The pilot doesn't try to hide its aspirations – at one point, a truck stop waitress observes, “Can you believe it? A female hero. Nice for my daughter to have someone to look up to.” – and mostly finds a happy medium between being a show little girls can watch and one adults will find thrilling. The alien villains lean more towards the latter, but while they might be intense for young kids, the show's not ultra-violent and for now, at least, there are only the vaguest intimations of a love triangle involving Kara, Winn, and Mehcad Brooks as an older, handsomer, more confident version of Jimmy Olsen who prefers to go by James these days. The tone isn't the bleak, grey one of Zack Snyder's superhero movies, but something lighter and more closely resembling the classic Richard Donner Superman films, which is a good match of style and character.

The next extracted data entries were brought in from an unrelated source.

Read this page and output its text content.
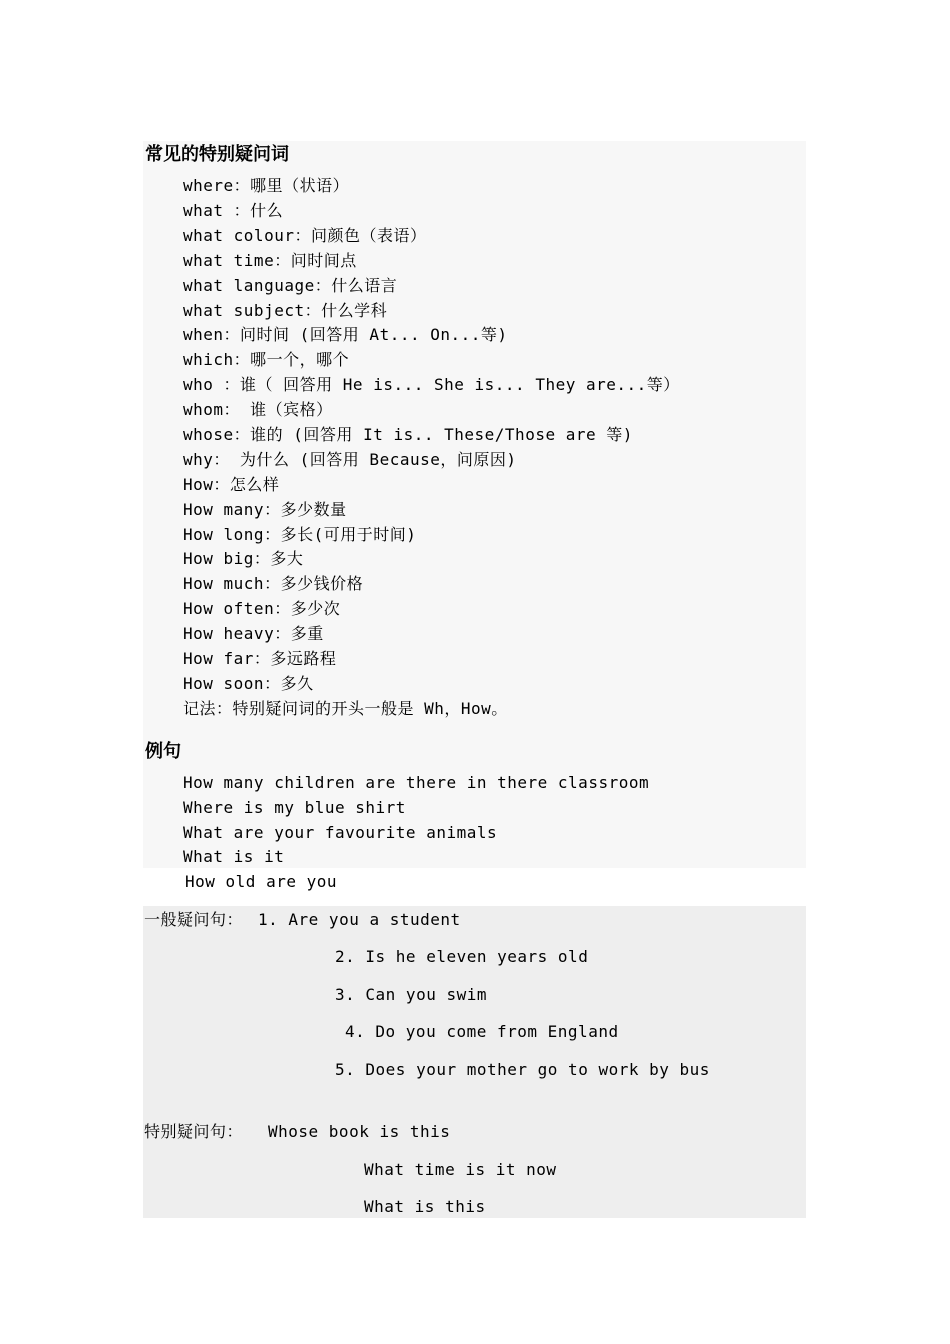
常见的特别疑问词
where：哪里（状语）
what ：什么
what colour：问颜色（表语）
what time：问时间点
what language：什么语言
what subject：什么学科
when：问时间 (回答用 At... On...等)
which：哪一个，哪个
who ：谁（ 回答用 He is... She is... They are...等）
whom： 谁（宾格）
whose：谁的 (回答用 It is.. These/Those are 等)
why： 为什么 (回答用 Because，问原因)
How：怎么样
How many：多少数量
How long：多长(可用于时间)
How big：多大
How much：多少钱价格
How often：多少次
How heavy：多重
How far：多远路程
How soon：多久
记法：特别疑问词的开头一般是 Wh，How。
例句
How many children are there in there classroom
Where is my blue shirt
What are your favourite animals
What is it
How old are you
一般疑问句： 1. Are you a student
2. Is he eleven years old
3. Can you swim
4. Do you come from England
5. Does your mother go to work by bus
特别疑问句： Whose book is this
What time is it now
What is this
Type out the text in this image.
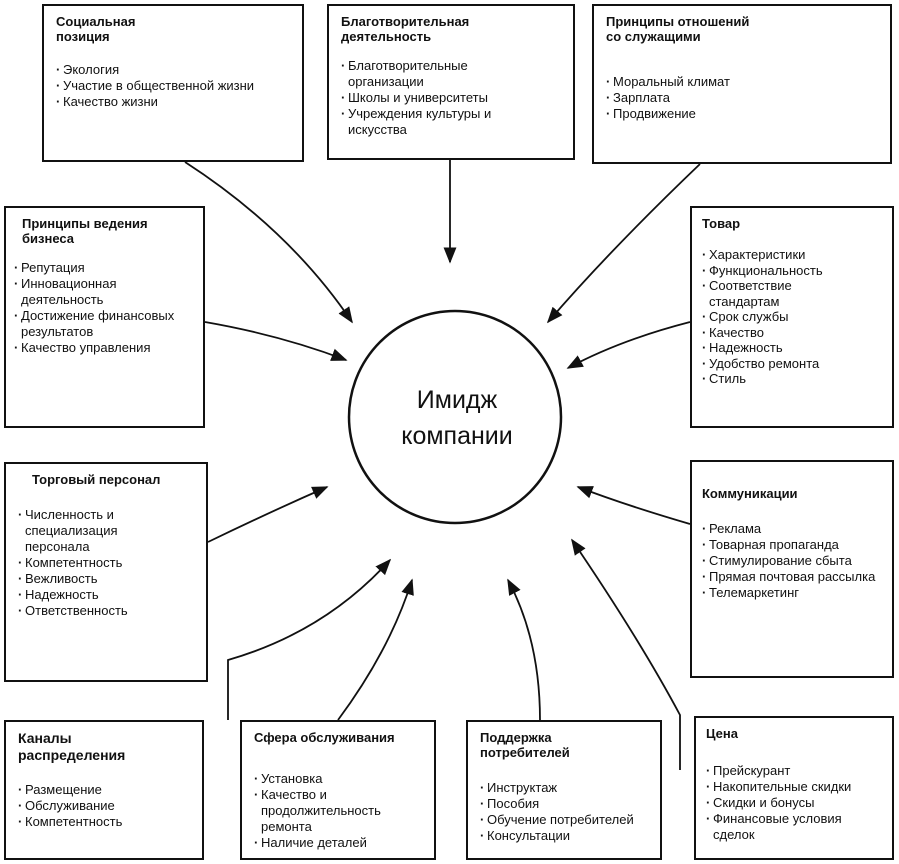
Имидж
компании
Социальная
позиция
· Экология
· Участие в общественной жизни
· Качество жизни
Благотворительная
деятельность
· Благотворительные организации
· Школы и университеты
· Учреждения культуры и искусства
Принципы отношений
со служащими
· Моральный климат
· Зарплата
· Продвижение
Принципы ведения
бизнеса
· Репутация
· Инновационная деятельность
· Достижение финансовых результатов
· Качество управления
Товар
· Характеристики
· Функциональность
· Соответствие стандартам
· Срок службы
· Качество
· Надежность
· Удобство ремонта
· Стиль
Торговый персонал
· Численность и специализация персонала
· Компетентность
· Вежливость
· Надежность
· Ответственность
Коммуникации
· Реклама
· Товарная пропаганда
· Стимулирование сбыта
· Прямая почтовая рассылка
· Телемаркетинг
Каналы
распределения
· Размещение
· Обслуживание
· Компетентность
Сфера обслуживания
· Установка
· Качество и продолжительность ремонта
· Наличие деталей
Поддержка
потребителей
· Инструктаж
· Пособия
· Обучение потребителей
· Консультации
Цена
· Прейскурант
· Накопительные скидки
· Скидки и бонусы
· Финансовые условия сделок
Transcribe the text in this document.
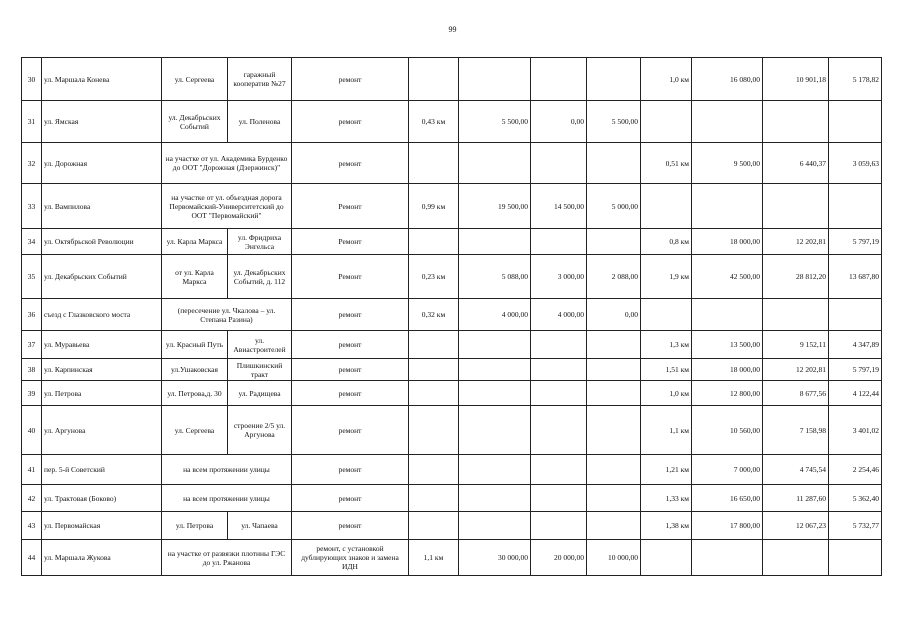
99
30	ул. Маршала Конева	ул. Сергеева	гаражный кооператив №27	ремонт					1,0 км	16 080,00	10 901,18	5 178,82
31	ул. Ямская	ул. Декабрьских Событий	ул. Поленова	ремонт	0,43 км	5 500,00	0,00	5 500,00				
32	ул. Дорожная	на участке от ул. Академика Бурденко до ООТ "Дорожная (Дзержинск)"		ремонт					0,51 км	9 500,00	6 440,37	3 059,63
33	ул. Вампилова	на участке от ул. объездная дорога Первомайский-Университетский до ООТ "Первомайский"		Ремонт	0,99 км	19 500,00	14 500,00	5 000,00				
34	ул. Октябрьской Революции	ул. Карла Маркса	ул. Фридриха Энгельса	Ремонт					0,8 км	18 000,00	12 202,81	5 797,19
35	ул. Декабрьских Событий	от ул. Карла Маркса	ул. Декабрьских Событий, д. 112	Ремонт	0,23 км	5 088,00	3 000,00	2 088,00	1,9 км	42 500,00	28 812,20	13 687,80
36	съезд с Глазковского моста	(пересечение ул. Чкалова – ул. Степана Разина)		ремонт	0,32 км	4 000,00	4 000,00	0,00				
37	ул. Муравьева	ул. Красный Путь	ул. Авиастроителей	ремонт					1,3 км	13 500,00	9 152,11	4 347,89
38	ул. Карпинская	ул.Ушаковская	Плишкинский тракт	ремонт					1,51 км	18 000,00	12 202,81	5 797,19
39	ул. Петрова	ул. Петрова,д. 30	ул. Радищева	ремонт					1,0 км	12 800,00	8 677,56	4 122,44
40	ул. Аргунова	ул. Сергеева	строение 2/5 ул. Аргунова	ремонт					1,1 км	10 560,00	7 158,98	3 401,02
41	пер. 5-й Советский	на всем протяжении улицы		ремонт					1,21 км	7 000,00	4 745,54	2 254,46
42	ул. Трактовая (Боково)	на всем протяжении улицы		ремонт					1,33 км	16 650,00	11 287,60	5 362,40
43	ул. Первомайская	ул. Петрова	ул. Чапаева	ремонт					1,38 км	17 800,00	12 067,23	5 732,77
44	ул. Маршала Жукова	на участке от развязки плотины ГЭС до ул. Ржанова		ремонт, с установкой дублирующих знаков и замена ИДН	1,1 км	30 000,00	20 000,00	10 000,00				
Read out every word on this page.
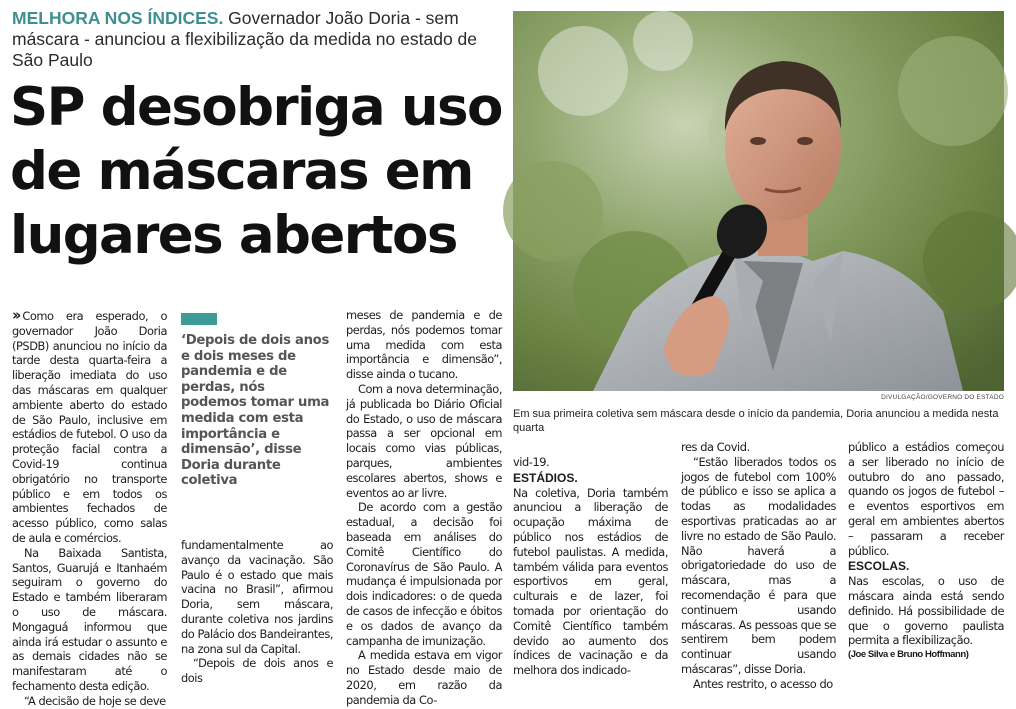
MELHORA NOS ÍNDICES. Governador João Doria - sem máscara - anunciou a flexibilização da medida no estado de São Paulo
SP desobriga uso de máscaras em lugares abertos
DIVULGAÇÃO/GOVERNO DO ESTADO
Em sua primeira coletiva sem máscara desde o início da pandemia, Doria anunciou a medida nesta quarta

›› Como era esperado, o governador João Doria (PSDB) anunciou no início da tarde desta quarta-feira a liberação imediata do uso das máscaras em qualquer ambiente aberto do estado de São Paulo, inclusive em estádios de futebol. O uso da proteção facial contra a Covid-19 continua obrigatório no transporte público e em todos os ambientes fechados de acesso público, como salas de aula e comércios.

Na Baixada Santista, Santos, Guarujá e Itanhaém seguiram o governo do Estado e também liberaram o uso de máscara. Mongaguá informou que ainda irá estudar o assunto e as demais cidades não se manifestaram até o fechamento desta edição.

“A decisão de hoje se deve

‘Depois de dois anos e dois meses de pandemia e de perdas, nós podemos tomar uma medida com esta importância e dimensão’, disse Doria durante coletiva

fundamentalmente ao avanço da vacinação. São Paulo é o estado que mais vacina no Brasil”, afirmou Doria, sem máscara, durante coletiva nos jardins do Palácio dos Bandeirantes, na zona sul da Capital.

“Depois de dois anos e dois

meses de pandemia e de perdas, nós podemos tomar uma medida com esta importância e dimensão”, disse ainda o tucano.

Com a nova determinação, já publicada bo Diário Oficial do Estado, o uso de máscara passa a ser opcional em locais como vias públicas, parques, ambientes escolares abertos, shows e eventos ao ar livre.

De acordo com a gestão estadual, a decisão foi baseada em análises do Comitê Científico do Coronavírus de São Paulo. A mudança é impulsionada por dois indicadores: o de queda de casos de infecção e óbitos e os dados de avanço da campanha de imunização.

A medida estava em vigor no Estado desde maio de 2020, em razão da pandemia da Co-

vid-19.

ESTÁDIOS.

Na coletiva, Doria também anunciou a liberação de ocupação máxima de público nos estádios de futebol paulistas. A medida, também válida para eventos esportivos em geral, culturais e de lazer, foi tomada por orientação do Comitê Científico também devido ao aumento dos índices de vacinação e da melhora dos indicado-

res da Covid.

“Estão liberados todos os jogos de futebol com 100% de público e isso se aplica a todas as modalidades esportivas praticadas ao ar livre no estado de São Paulo. Não haverá a obrigatoriedade do uso de máscara, mas a recomendação é para que continuem usando máscaras. As pessoas que se sentirem bem podem continuar usando máscaras”, disse Doria.

Antes restrito, o acesso do

público a estádios começou a ser liberado no início de outubro do ano passado, quando os jogos de futebol – e eventos esportivos em geral em ambientes abertos – passaram a receber público.

ESCOLAS.

Nas escolas, o uso de máscara ainda está sendo definido. Há possibilidade de que o governo paulista permita a flexibilização.

(Joe Silva e Bruno Hoffmann)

By the time of the climactic fight with Vartox (who unfortunately has updated his wardrobe from his '70s comic book introduction), the show is really hammering home its themes of underestimation, where Supergirl's new military liaison Hank Henshaw (David Harewood) suggests she's not strong enough to win, prompting Alex to ask, “Why? Because she's just a girl?” But Benoist is appealing enough, and the action sequences impressive enough, that the show gets away with the lack of subtlety. It's a competent superhero show made by people who've been doing this a while (even though Adler's new to the DC TV universe, she wrote for “Chuck” and co-created “No Ordinary Family” with Berlanti) and have gotten better at it with each new stage of things.
Besides, subtlety seems a bit besides the point when you wear a red cape and a blue costume with a giant S on your chest – whether you're Superman or this winning version of Supergirl.